L’hypocrisie luxembourgeoise
Mais elle n’a aucune chance de convaincre des pays qui ont surtout fait des choix politiques et idéologiques plus que techniques. Ainsi, Allemagne, Autriche et Luxembourg ont réaffirmé à Stockholm leur hostilité à l’essor de l’atome en Europe. «Pour gagner la course contre le changement climatique, nous devons être rapides. Les nouvelles centrales nucléaires, c’est 15 ans de construction, deux à trois fois plus cher que l’éolien et le solaire. C’est de l’idéologie, pas du pragmatisme» a déclaré le ministre luxembourgeois Claude Turmes. Sachant que le Luxembourg est un modèle d’hypocrisie pour dépendre de ses voisins pour sa consommation électrique et pour avoir acheté pendant des décennies de l’électricité nucléaire française bon marché…
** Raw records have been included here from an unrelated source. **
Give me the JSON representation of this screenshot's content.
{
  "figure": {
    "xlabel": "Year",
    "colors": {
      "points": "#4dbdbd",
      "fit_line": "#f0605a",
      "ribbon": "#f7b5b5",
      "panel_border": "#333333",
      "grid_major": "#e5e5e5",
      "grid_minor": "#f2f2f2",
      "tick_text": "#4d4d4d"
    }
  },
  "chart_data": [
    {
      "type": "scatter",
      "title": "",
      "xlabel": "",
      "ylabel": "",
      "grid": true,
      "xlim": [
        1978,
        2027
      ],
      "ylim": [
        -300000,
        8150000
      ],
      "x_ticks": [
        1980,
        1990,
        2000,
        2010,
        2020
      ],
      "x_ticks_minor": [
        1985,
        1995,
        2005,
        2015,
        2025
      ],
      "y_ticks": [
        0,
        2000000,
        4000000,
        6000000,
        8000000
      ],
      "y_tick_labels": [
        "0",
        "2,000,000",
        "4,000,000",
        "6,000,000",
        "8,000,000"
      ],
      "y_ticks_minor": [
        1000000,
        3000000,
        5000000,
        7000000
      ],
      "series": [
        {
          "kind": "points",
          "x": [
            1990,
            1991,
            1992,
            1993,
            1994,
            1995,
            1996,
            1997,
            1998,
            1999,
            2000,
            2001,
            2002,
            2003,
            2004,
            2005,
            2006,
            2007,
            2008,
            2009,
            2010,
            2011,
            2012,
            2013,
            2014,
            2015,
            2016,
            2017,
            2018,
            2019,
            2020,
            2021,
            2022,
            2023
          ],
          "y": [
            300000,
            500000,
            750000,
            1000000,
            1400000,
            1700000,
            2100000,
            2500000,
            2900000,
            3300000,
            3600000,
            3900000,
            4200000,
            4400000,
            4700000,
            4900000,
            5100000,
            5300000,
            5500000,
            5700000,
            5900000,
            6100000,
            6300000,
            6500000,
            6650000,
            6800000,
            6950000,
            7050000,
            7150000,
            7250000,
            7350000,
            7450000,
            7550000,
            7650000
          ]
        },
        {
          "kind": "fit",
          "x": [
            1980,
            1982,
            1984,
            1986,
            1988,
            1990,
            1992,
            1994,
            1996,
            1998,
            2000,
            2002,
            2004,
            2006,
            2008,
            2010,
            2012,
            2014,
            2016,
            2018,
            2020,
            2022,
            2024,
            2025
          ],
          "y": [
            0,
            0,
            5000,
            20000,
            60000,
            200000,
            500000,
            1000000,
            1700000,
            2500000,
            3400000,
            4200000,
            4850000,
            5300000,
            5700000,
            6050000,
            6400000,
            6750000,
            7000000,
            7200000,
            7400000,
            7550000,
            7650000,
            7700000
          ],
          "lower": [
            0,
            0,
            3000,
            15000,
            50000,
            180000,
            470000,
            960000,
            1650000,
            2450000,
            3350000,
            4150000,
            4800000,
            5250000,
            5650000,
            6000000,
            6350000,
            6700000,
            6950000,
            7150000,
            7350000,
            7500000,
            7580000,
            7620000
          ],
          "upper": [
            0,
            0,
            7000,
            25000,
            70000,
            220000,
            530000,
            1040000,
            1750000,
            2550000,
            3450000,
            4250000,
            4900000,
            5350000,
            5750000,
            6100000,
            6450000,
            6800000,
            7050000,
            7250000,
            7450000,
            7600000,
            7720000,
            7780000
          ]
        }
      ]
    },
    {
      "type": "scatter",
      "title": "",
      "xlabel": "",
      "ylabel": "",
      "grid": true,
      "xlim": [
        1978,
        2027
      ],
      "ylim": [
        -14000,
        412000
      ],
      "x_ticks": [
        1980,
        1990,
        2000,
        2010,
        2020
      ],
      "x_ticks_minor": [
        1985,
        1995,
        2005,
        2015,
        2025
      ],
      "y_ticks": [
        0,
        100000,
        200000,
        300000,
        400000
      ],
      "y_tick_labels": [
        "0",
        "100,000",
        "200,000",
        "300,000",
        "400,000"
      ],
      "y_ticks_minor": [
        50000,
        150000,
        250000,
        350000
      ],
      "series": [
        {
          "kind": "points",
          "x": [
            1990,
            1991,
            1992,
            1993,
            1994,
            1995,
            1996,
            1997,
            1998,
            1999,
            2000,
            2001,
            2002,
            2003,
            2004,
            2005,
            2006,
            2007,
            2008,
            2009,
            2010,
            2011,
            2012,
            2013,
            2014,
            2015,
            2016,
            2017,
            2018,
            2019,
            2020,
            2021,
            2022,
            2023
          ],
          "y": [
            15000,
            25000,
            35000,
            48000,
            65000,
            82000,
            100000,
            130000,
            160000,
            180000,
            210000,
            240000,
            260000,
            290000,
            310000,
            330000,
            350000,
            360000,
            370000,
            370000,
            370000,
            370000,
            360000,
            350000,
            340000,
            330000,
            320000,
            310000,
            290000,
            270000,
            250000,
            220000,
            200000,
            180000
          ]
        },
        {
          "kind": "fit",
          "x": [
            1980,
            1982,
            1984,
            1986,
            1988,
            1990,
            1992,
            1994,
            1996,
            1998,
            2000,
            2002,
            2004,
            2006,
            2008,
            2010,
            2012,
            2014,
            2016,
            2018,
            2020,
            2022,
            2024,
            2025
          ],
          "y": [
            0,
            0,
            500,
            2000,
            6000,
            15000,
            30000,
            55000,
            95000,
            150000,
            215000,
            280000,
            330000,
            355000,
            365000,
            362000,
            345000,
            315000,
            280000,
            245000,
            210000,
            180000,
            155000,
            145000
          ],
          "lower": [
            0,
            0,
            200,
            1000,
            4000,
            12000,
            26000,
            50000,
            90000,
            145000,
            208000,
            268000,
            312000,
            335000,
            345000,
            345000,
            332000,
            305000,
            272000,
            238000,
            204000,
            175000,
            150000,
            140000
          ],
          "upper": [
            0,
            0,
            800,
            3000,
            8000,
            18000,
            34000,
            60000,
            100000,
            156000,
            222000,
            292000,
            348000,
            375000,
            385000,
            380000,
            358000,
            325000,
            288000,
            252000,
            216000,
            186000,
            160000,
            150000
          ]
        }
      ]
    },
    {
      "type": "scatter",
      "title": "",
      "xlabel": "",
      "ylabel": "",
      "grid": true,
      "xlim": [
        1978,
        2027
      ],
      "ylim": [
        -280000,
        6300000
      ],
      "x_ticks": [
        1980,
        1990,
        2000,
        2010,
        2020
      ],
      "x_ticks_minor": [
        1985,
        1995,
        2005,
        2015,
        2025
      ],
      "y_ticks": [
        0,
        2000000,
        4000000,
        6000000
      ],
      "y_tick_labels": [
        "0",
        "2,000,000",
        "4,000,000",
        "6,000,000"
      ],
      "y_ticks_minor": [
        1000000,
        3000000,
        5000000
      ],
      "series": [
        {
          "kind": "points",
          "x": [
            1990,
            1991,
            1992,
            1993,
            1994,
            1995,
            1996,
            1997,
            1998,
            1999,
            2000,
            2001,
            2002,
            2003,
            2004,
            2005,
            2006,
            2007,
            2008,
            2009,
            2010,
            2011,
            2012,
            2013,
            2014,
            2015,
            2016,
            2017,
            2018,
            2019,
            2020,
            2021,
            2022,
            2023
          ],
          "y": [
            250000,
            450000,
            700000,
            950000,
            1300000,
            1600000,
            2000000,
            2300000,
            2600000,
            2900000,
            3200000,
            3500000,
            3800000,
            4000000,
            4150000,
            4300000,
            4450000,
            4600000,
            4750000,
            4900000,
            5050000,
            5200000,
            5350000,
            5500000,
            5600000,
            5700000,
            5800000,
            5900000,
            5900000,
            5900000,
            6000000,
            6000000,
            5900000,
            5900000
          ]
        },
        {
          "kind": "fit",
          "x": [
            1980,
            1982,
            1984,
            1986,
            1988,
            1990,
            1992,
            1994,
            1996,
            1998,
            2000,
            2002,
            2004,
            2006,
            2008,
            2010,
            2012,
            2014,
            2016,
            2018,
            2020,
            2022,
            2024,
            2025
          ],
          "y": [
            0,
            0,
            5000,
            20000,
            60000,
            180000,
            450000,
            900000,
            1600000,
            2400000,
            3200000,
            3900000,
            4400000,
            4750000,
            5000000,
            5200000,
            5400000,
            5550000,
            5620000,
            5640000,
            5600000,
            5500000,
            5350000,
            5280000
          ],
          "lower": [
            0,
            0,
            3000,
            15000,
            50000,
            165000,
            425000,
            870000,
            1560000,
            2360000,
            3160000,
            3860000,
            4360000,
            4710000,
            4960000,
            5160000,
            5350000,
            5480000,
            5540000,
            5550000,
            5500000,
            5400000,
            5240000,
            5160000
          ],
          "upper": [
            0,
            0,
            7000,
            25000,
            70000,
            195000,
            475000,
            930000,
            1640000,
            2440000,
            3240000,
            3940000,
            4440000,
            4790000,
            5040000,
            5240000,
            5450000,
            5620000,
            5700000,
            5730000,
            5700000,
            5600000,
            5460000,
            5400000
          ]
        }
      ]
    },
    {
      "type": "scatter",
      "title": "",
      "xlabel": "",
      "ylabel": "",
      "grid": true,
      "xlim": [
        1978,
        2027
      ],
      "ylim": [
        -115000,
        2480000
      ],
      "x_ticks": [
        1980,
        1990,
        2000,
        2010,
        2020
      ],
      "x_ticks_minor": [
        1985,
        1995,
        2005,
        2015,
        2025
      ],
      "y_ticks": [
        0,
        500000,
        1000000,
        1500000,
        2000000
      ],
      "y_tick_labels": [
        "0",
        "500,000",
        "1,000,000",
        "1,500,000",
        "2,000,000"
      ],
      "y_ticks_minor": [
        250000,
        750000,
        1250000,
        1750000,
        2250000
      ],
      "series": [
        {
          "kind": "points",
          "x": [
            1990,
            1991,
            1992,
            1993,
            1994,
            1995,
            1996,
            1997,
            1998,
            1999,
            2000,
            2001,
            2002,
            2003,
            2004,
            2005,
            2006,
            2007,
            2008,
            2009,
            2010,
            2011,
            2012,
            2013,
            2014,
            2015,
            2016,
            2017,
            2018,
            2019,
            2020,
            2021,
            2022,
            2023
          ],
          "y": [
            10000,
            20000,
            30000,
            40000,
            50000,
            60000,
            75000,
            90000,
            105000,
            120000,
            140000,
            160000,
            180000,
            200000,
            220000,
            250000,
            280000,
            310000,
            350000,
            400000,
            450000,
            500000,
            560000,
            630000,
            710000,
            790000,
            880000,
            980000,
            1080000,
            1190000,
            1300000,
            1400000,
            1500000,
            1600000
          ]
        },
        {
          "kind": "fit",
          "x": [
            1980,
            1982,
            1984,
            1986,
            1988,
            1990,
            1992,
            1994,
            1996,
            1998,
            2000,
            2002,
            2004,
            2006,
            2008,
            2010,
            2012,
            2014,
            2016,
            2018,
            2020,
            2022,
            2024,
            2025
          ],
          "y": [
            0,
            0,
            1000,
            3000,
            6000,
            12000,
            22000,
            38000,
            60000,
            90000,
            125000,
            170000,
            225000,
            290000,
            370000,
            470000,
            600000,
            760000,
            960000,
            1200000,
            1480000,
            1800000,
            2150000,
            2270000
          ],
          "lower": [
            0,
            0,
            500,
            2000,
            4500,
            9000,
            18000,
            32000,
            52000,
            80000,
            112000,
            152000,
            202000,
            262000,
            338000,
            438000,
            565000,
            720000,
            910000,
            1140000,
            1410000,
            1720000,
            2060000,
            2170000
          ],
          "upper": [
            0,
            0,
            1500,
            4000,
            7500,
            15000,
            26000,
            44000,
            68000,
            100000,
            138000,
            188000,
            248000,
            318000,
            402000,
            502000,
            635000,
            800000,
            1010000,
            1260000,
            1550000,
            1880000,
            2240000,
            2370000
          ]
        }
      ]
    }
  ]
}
Mais la nouveauté aujourd’hui est que la France n’est plus seule et est appuyée par la plupart des pays d’Europe centrale et de l’est. Pour le nucléaire, c’est là que cela se passe. Les projets de grandes centrales mais aussi de petits réacteurs se multiplient. Les américains GE-Hitachi et NuScale ont obtenu au cours des dernières semaines des contrats en Estonie, en Pologne et en Roumanie. Varsovie et Prague ont salué le projet d’alliance nucléaire européenne. «Les renouvelables peuvent s’avérer instables. Il faut une énergie stable et durable, faiblement carbonée: nous n’en connaissons qu’une, le nucléaire», a affirmé le ministre tchèque Jozef Sikela.
La présidence suédoise de l’UE n’a pas pris ouvertement partie étant contrainte à la neutralité même si le pays produit une part non négligeable de son électricité (38%) avec des centrales nucléaires et envisage d’en construire de nouvelles. «Nous respectons le fait que les Etats choisiront des solutions différentes pour leur transition, le but étant de se passer des énergies fossiles», a juste commenté la ministre Ebba Busch.